I hope you are comfortable and have plenty to read. Eileen tells me you have written a Peace pamphlet.7
I can’t imagine peace, I can only imagine negative war – i.e. the kind of peace you find in Paris & London when you return from Spain. And really I am not sure I don’t prefer war to that kind of peace.
But I suppose it is nonsense to talk like that, really.
Well, au revoir, and I hope you’ll find Bernanos interesting.
Yours Richard
1. Sir Richard Rees (1900–1970) had been an attaché at the British Embassy in Paris, 1922– 3, and Honorary Treasurer and Lecturer, London District of the Workers’ Educational Association, 1925–7. From October 1930 to 1937 he was editor of The Adelphi (1930–1932 with Max Plowman), and he introduced a more political and self-consciously literary tone to its pages.

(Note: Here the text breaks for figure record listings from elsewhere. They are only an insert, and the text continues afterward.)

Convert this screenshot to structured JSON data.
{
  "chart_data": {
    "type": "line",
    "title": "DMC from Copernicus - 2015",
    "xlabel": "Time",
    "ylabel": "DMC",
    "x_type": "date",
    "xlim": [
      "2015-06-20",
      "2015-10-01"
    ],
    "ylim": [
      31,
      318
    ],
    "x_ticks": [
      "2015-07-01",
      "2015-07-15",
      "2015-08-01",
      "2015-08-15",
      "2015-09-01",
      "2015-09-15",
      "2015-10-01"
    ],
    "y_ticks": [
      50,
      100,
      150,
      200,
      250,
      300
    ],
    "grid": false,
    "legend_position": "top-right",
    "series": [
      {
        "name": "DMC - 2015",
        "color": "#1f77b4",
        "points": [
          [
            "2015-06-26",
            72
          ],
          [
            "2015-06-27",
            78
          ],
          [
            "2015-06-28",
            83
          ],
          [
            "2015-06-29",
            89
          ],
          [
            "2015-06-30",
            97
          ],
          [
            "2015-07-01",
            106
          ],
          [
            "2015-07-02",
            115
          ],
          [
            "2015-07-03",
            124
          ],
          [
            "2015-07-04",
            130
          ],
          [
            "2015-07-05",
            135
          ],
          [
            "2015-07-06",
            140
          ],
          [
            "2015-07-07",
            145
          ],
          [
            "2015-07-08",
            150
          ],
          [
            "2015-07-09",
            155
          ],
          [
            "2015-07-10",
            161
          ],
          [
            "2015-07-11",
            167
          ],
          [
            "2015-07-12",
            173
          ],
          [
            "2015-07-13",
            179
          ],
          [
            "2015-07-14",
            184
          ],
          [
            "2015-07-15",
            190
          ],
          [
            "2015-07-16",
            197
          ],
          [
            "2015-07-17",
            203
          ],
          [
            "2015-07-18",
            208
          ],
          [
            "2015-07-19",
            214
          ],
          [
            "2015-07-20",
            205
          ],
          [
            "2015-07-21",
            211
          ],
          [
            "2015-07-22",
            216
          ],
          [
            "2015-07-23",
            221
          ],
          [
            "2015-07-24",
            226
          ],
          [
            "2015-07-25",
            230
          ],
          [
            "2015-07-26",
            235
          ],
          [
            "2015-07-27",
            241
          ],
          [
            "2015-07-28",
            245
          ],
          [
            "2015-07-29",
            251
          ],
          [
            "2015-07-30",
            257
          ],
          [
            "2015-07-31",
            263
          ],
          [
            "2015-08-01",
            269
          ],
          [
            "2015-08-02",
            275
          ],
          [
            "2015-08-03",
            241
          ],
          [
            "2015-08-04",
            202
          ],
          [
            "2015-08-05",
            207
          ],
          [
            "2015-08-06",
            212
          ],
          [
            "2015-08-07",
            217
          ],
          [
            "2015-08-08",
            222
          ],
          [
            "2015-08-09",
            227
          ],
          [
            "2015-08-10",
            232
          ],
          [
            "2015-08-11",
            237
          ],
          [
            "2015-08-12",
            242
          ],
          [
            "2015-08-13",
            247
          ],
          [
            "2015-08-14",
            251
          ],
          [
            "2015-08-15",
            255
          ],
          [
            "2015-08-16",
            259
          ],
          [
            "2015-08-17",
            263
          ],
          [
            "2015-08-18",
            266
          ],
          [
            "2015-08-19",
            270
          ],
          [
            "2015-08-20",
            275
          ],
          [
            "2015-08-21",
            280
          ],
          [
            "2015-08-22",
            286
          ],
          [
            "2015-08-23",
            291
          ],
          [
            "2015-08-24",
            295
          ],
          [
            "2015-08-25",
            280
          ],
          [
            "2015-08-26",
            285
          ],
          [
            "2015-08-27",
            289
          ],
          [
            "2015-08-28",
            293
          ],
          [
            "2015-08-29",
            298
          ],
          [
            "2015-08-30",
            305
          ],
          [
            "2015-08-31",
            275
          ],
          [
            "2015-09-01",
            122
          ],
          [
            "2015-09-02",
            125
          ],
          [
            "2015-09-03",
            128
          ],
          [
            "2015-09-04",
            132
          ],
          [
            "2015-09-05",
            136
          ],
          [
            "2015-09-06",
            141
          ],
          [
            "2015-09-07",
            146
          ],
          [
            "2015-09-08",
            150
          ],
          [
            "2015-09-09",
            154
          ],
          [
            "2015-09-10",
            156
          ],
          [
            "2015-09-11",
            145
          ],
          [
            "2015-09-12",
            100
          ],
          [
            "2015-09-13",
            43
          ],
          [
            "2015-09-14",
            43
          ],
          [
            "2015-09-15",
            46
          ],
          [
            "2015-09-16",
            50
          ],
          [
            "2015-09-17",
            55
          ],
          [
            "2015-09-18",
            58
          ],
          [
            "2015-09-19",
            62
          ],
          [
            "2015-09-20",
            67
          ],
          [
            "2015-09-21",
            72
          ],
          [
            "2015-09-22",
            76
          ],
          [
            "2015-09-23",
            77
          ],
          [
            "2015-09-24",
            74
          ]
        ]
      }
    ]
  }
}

His generous nature is reflected in Ravelston of Keep the Aspidistra Flying. He gave much encouragement to Orwell in the thirties, was a partner to Orwell in his Jura farm, and he became, with Sonia Orwell, Orwell’s joint literary executor. He was a painter; among the books he wrote is George Orwell: Fugitive from the Camp of Victory (1961). He served in the defence of Madrid, initially with the Communist Party, becoming unwittingly embroiled in ‘the political business’.
2. Georges Bernanos (1888–1948) was a polemical novelist whose passionate stance was expressed with subtlety. Les Grands Cimetières sous la Lune (1938; Englis
h title, Diary of My Times, 1938) fiercely condemns the atrocities committed in Mallorca by the Fascists and sanctioned by his, the Roman Catholic, Church. He is best remembered for his novel Journal d’un curé de campagne (1936; English title, Diary of a Country Priest, 1937), made into a prize-winning film by Robert Bresson (1950).